War is a terrible agony. The children especially, being the most vulnerable, suffer greatly.
A distressed teacher told us that the kids, during their recess, do not speak about anything else: “My mom could not wash our clothes because we had no water. That’s why I did not come to school…” “In my neighborhood we have had no power for two weeks…” “Yesterday a missile fell on my neighbor’s house and many died. I saw them from the balcony…” These are not conversation topics suitable for these little ones, but this has been their situation for the last 3 years.
They have forgotten about running around in the plaza and about the games in the playground; they take turns in guessing what weapons are being using during the bombardments; they collect figurines no longer, but rather bullets. When it is evening, the darkness suddenly interrupts their games and they are forced to go to bed very early due to lack of power. Startled by explosions and overcome by continuous fear, they find it difficult to go to sleep. They sleep peacefully only if they are nestled tightly within the arms of their mother, even though they are a bit grown up for it.
What to say about children who are sleeping under a tent on the sidewalk because they have lost their home? Or they move from one relative to another because they have lost their parents. For many of them the war will leave irreparable moral consequences and wounds.
Yet it is curious –and almost miraculous– they still want to smile. They have something special that shines in their eyes and makes them resemble angels. It is the light of faith, even though as a seed, which gives strength and courage to this people laboring under circumstances of martyrdom.
It so happened that a missile fell on a building where a family with 3 children lived, an episode which is repeated daily in Christian neighborhoods. No one was injured. Trembling, they began to clean and collect the debris. The youngest child whispered softly as he swept the glass fragments: “Thank God! Thank God!”
A 6 year old girl was hit by a stray bullet while she was playing at home. The bullet went through the window and entered into her arm, breaking the elbow. It missed the vital organs by a few centimeters. They attended to her and put a bandage. Her mother, seeking to comfort her in her pain, said, “Did you see how Jesus protected you? It was nothing. The bullet only broke your elbow.” The girl responded with radiant conviction: “I know that Jesus protected me, mom. It was he who diverted the bullet. That is why he has a hole in his hand”.

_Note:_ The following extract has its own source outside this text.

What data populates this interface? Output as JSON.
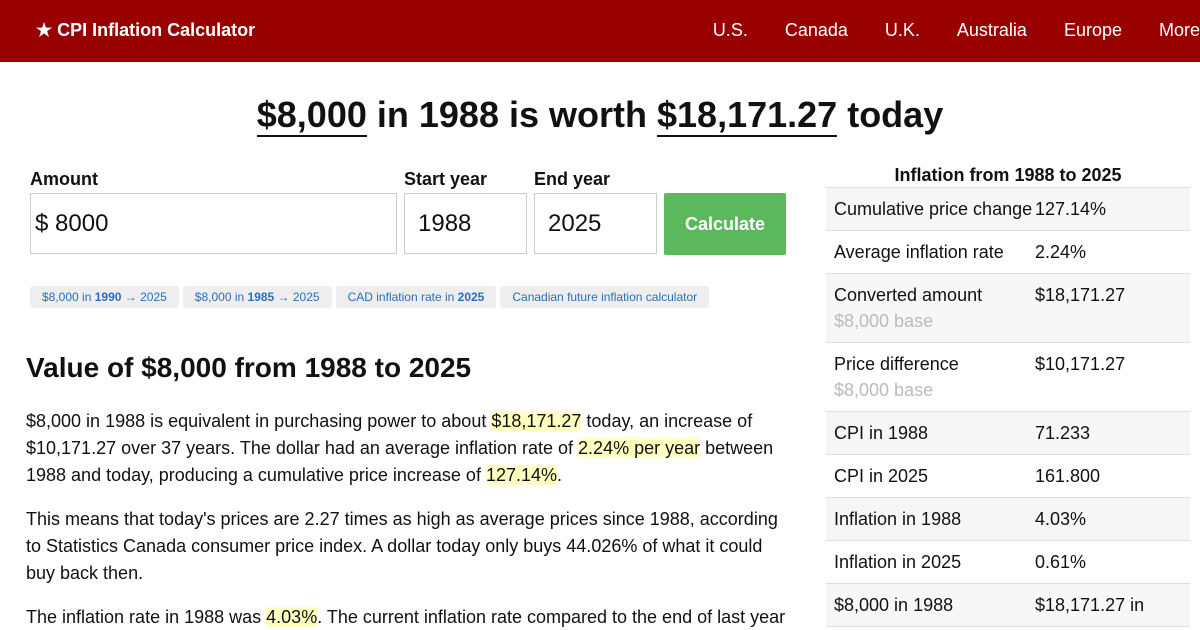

In a pastoral center, they prayed for peace with a group of children, and symbolically, they released two doves, predicting that they would fly to heaven and bring back the much desired peace in Aleppo … Since then, one of the children wakes up every morning with the question: “Mom, have the doves returned”? With each passing day, she keeps repeating the same question, distressed but with tireless hope: “Are you sure, mom, that they have not come back”?
The doves will come back bringing peace. And the children will see them.